The conference starts in the morning.  More then.

Saturday, May 7, 2011

Doha or bust

On the way to Houston to catch Qatar Airways to Doha.  A 14 hour direct flight and I'll be there.  Looking ahead, the weather in Doha is about the same as in Austin, except it has only about 20% humidity!

I am still unsure where I am staying when I get there.  Since the Qatari government is picking up the tab, they say trust them.  They will have someone meet me at the airport and drive me to the conference/hotel.  I sure hope so!   The conference was at the Ritz Carelton last year on the northern end of the city.  That little problem aside, the trip should be uneventful.

Seems everyone I talk to about going to the Middle East asks me the same question.  It is safe?  I suppose that shows how little we Americans know about the Middle East, or perhaps it shows how effective the fear mongers have been since 9/11.  Qatar has been the home of the U.S. Central Command since the first Iraq war and Qatar is a close ally to the U.S.  And Bahrain next door is home to the U.S. Navy 5th Fleet.   I've also talked to several servicemen who have told me that they are often flown to Qatar for R&R!
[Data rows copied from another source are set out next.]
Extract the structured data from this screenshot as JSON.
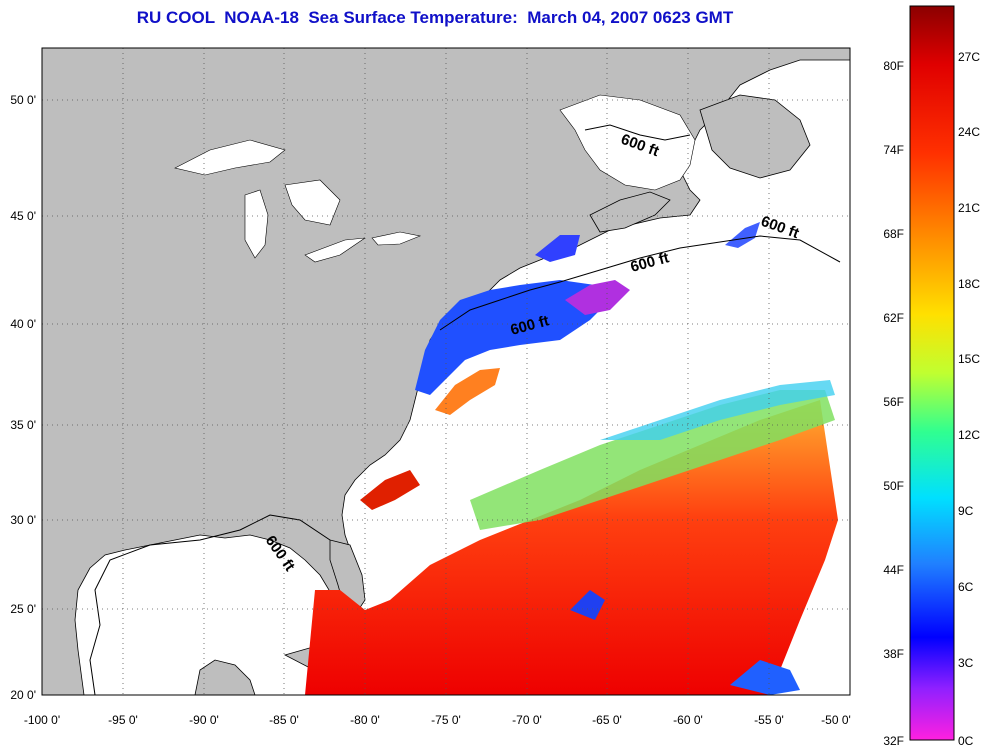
{
  "title": "RU COOL  NOAA-18  Sea Surface Temperature:  March 04, 2007 0623 GMT",
  "map": {
    "x_ticks": [
      "-100 0'",
      "-95 0'",
      "-90 0'",
      "-85 0'",
      "-80 0'",
      "-75 0'",
      "-70 0'",
      "-65 0'",
      "-60 0'",
      "-55 0'",
      "-50 0'"
    ],
    "y_ticks": [
      "50 0'",
      "45 0'",
      "40 0'",
      "35 0'",
      "30 0'",
      "25 0'",
      "20 0'"
    ],
    "xlim": [
      -100,
      -50
    ],
    "ylim": [
      20,
      52.5
    ],
    "isobath_label": "600 ft",
    "colors": {
      "land": "#bebebe",
      "cloud": "#ffffff",
      "coast": "#000000"
    }
  },
  "colorbar": {
    "fahrenheit_labels": [
      "80F",
      "74F",
      "68F",
      "62F",
      "56F",
      "50F",
      "44F",
      "38F",
      "32F"
    ],
    "celsius_labels": [
      "27C",
      "24C",
      "21C",
      "18C",
      "15C",
      "12C",
      "9C",
      "6C",
      "3C",
      "0C"
    ],
    "range_c": [
      0,
      28
    ]
  }
}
As for being in the desert, here is a picture from the Ritz hotel.  Hmm, I can cast that far...maybe I need to pack a fishing rod.

Wednesday, May 4, 2011

Where in the world is Doha?

Country map and flag of Qatar

Doha is the capital city of Qatar and is the only major city in the country.  Qatar has a citizen population of 450,000, which makes it about as large as Austin.  The country is a peninsula off the east coast of Saudi Arabia roughly the size of Connecticut and Rhode Island combined. Yet, it is one of the richest and more progressive nations in the Middle East with a per capita income of $67,000 (compared to roughly $40,000 in the U.S).

Doha has also been the site of the World Trade Organization's "Doha Round" of trade talks since 2001.

The People
Qataris are descended from a number of migratory tribes that came to Qatar in the 18th century from neighboring Gulf emirates while others are descended from Persian merchants. Most of Qatar's 1.5 million inhabitants live in Doha, the capital.
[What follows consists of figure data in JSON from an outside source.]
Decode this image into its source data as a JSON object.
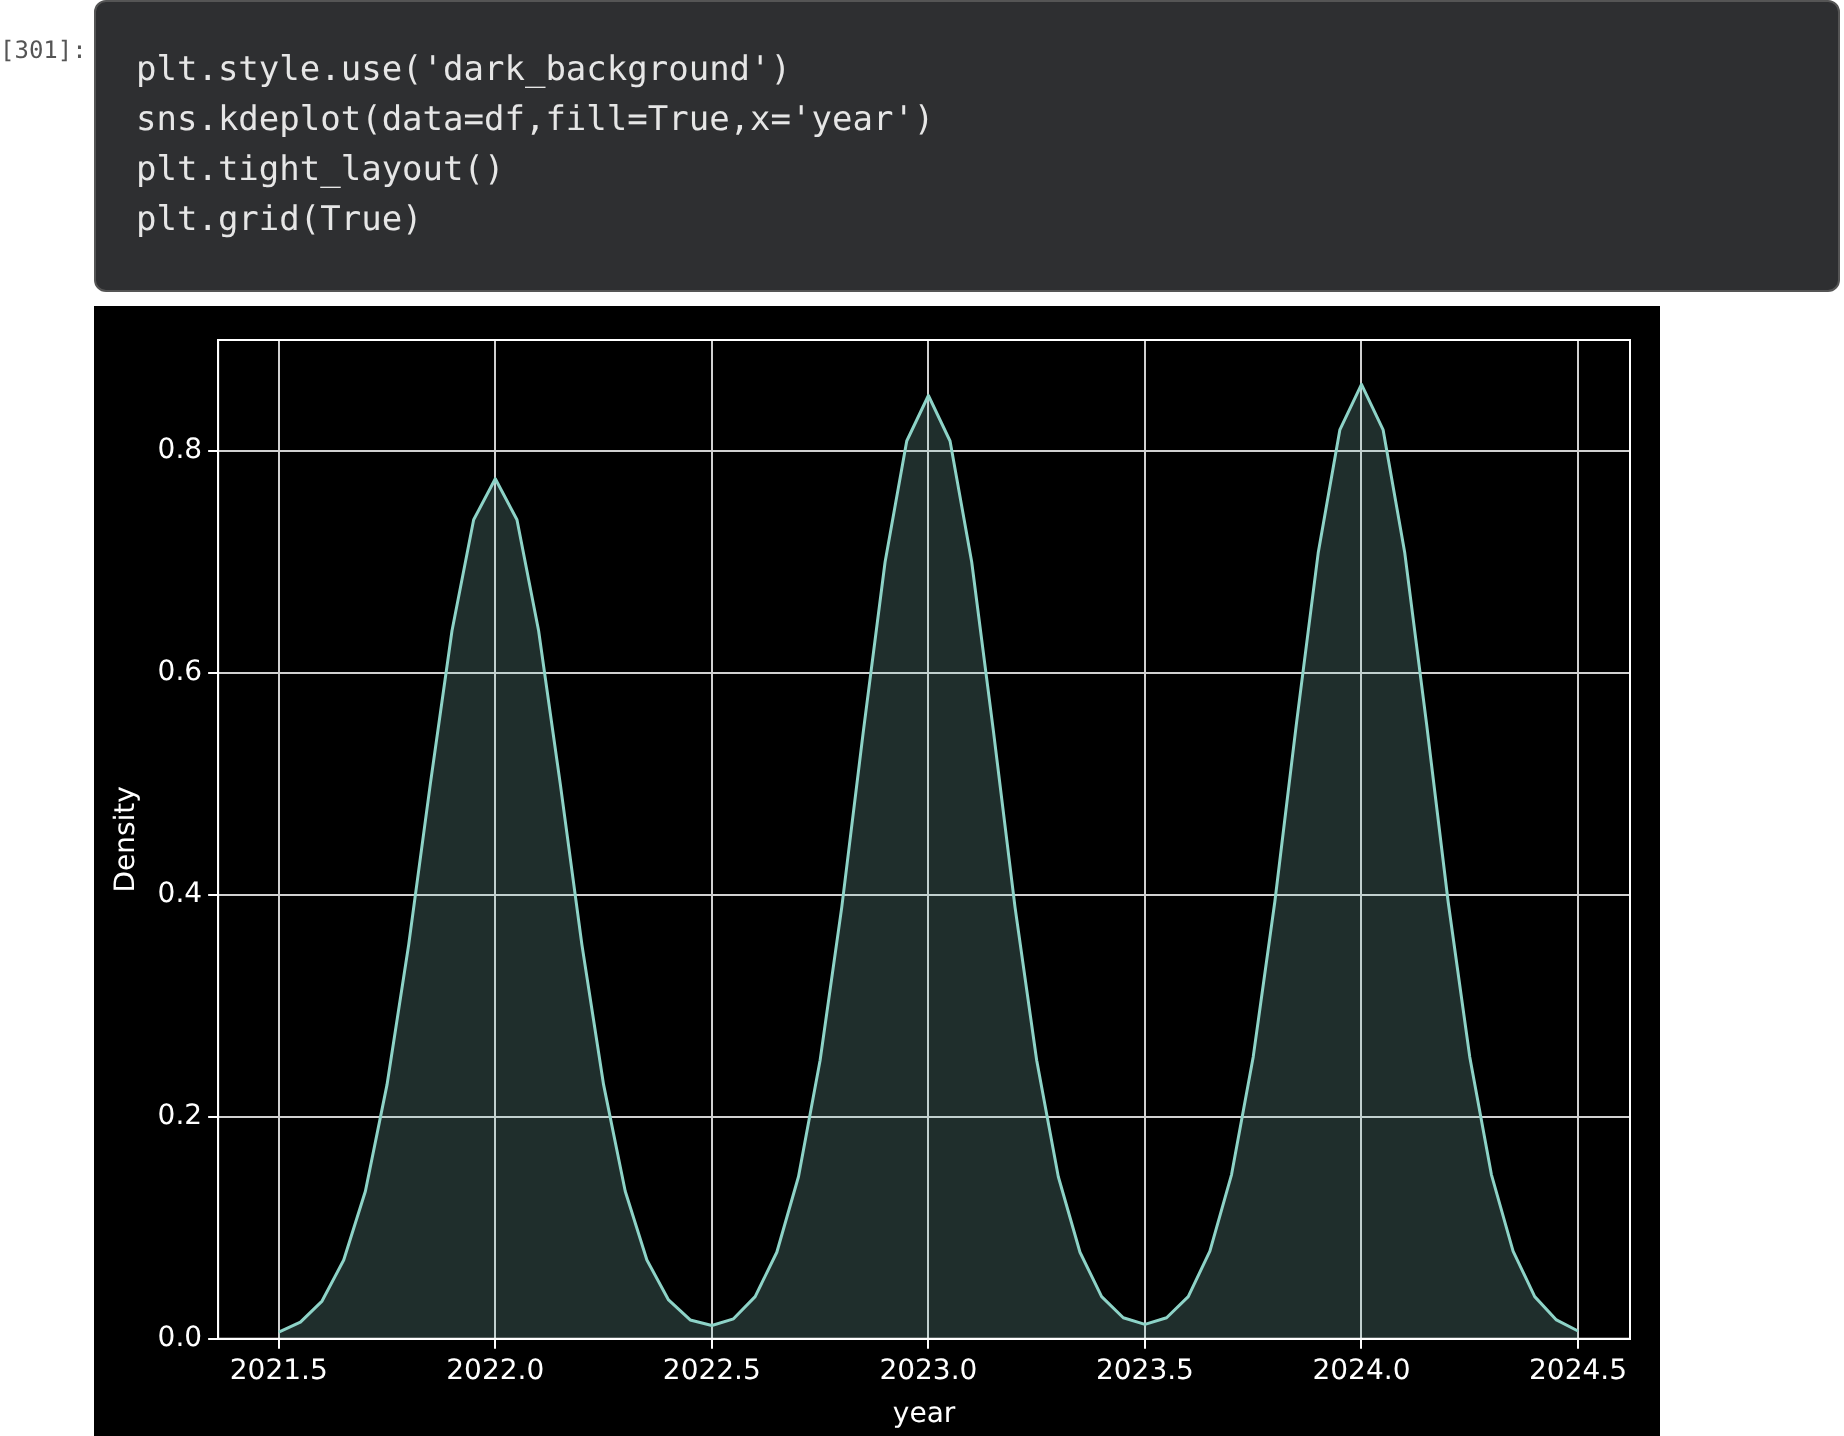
{
  "chart_data": {
    "type": "area",
    "xlabel": "year",
    "ylabel": "Density",
    "annotations": [
      "[301]:",
      "plt.style.use('dark_background')",
      "sns.kdeplot(data=df,fill=True,x='year')",
      "plt.tight_layout()",
      "plt.grid(True)"
    ],
    "x": [
      2021.5,
      2021.55,
      2021.6,
      2021.65,
      2021.7,
      2021.75,
      2021.8,
      2021.85,
      2021.9,
      2021.95,
      2022,
      2022.05,
      2022.1,
      2022.15,
      2022.2,
      2022.25,
      2022.3,
      2022.35,
      2022.4,
      2022.45,
      2022.5,
      2022.55,
      2022.6,
      2022.65,
      2022.7,
      2022.75,
      2022.8,
      2022.85,
      2022.9,
      2022.95,
      2023,
      2023.05,
      2023.1,
      2023.15,
      2023.2,
      2023.25,
      2023.3,
      2023.35,
      2023.4,
      2023.45,
      2023.5,
      2023.55,
      2023.6,
      2023.65,
      2023.7,
      2023.75,
      2023.8,
      2023.85,
      2023.9,
      2023.95,
      2024,
      2024.05,
      2024.1,
      2024.15,
      2024.2,
      2024.25,
      2024.3,
      2024.35,
      2024.4,
      2024.45,
      2024.5
    ],
    "series": [
      {
        "color": "#8dd3c7",
        "values": [
          0.006,
          0.015,
          0.034,
          0.071,
          0.133,
          0.229,
          0.355,
          0.5,
          0.638,
          0.738,
          0.775,
          0.738,
          0.638,
          0.5,
          0.355,
          0.229,
          0.133,
          0.071,
          0.035,
          0.017,
          0.012,
          0.018,
          0.038,
          0.078,
          0.146,
          0.251,
          0.389,
          0.548,
          0.7,
          0.809,
          0.85,
          0.809,
          0.7,
          0.548,
          0.389,
          0.251,
          0.146,
          0.078,
          0.038,
          0.019,
          0.013,
          0.019,
          0.038,
          0.079,
          0.148,
          0.254,
          0.394,
          0.555,
          0.708,
          0.819,
          0.86,
          0.819,
          0.708,
          0.555,
          0.394,
          0.254,
          0.148,
          0.079,
          0.038,
          0.017,
          0.007
        ]
      }
    ],
    "xlim": [
      2021.36,
      2024.62
    ],
    "xticks": [
      2021.5,
      {
        "value": 2022,
        "label": "2022.0"
      },
      2022.5,
      {
        "value": 2023,
        "label": "2023.0"
      },
      2023.5,
      {
        "value": 2024,
        "label": "2024.0"
      },
      2024.5
    ],
    "ylim": [
      0,
      0.9
    ],
    "yticks": [
      {
        "value": 0,
        "label": "0.0"
      },
      0.2,
      0.4,
      0.6,
      0.8
    ],
    "grid": true,
    "marker": "none",
    "line_style": "solid"
  }
}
Foreigners with temporary residence status make up about three-fourths of the population. Foreign workers comprise as much as 85% of the total population and make up about 90% of the total labor force. Most are South and Southeast Asians, Egyptians, Palestinians, Jordanians, Lebanese, Syrians, Yemenis, and Iranians. About 8,000 U.S. citizens reside in Qatar.

For centuries, the main sources of wealth were pearling, fishing, and trade. At one time, Qataris owned nearly one-third of the Persian Gulf fishing fleet. With the Great Depression and the introduction of Japan's cultured-pearl industry, pearling in Qatar declined drastically.

The Qataris are mainly Sunni Muslims. Islam is the official religion and is the basis of Qatar's legal system. Civil courts have jurisdiction over commercial law. Arabic is the official language but and English is widely spoken.  More information on the country can be found on the U.S. Department of State web site.

When the Ottomans left at the beginning of World War I, the British recognized Sheikh Abdullah bin Jassim Al Thani as ruler. The Al Thani family had lived in Qatar for 200 years. 

Invited to Doha

The government of Qatar has invited me (as the representative of the International Business Institute at Austin Community College) to participate in a three day conference on Democracy and Free Trade.  The conference is being held in Doha, Qatar on May 9-13.  As I understand it, only 3 from Texas were selected for this honor and ACC is the only Community College in the U.S. that was invited.

If a conference on Democracy, Development and Free Trade is not interesting enough, one being held in the Middle East during these turbulent times is a tremendous opportunity to explore the democratic movements that are emerging in the region as well as the business opportunities for Texans as a result.

The invitation has got me thinking about the nature of a democracy and the associated freedoms necessary to develop a climate of free trade.

So, ov er the course of the next few weeks, I hope to blog about the trip to Qatar and about the events during the conference.  I will try to post at least daily.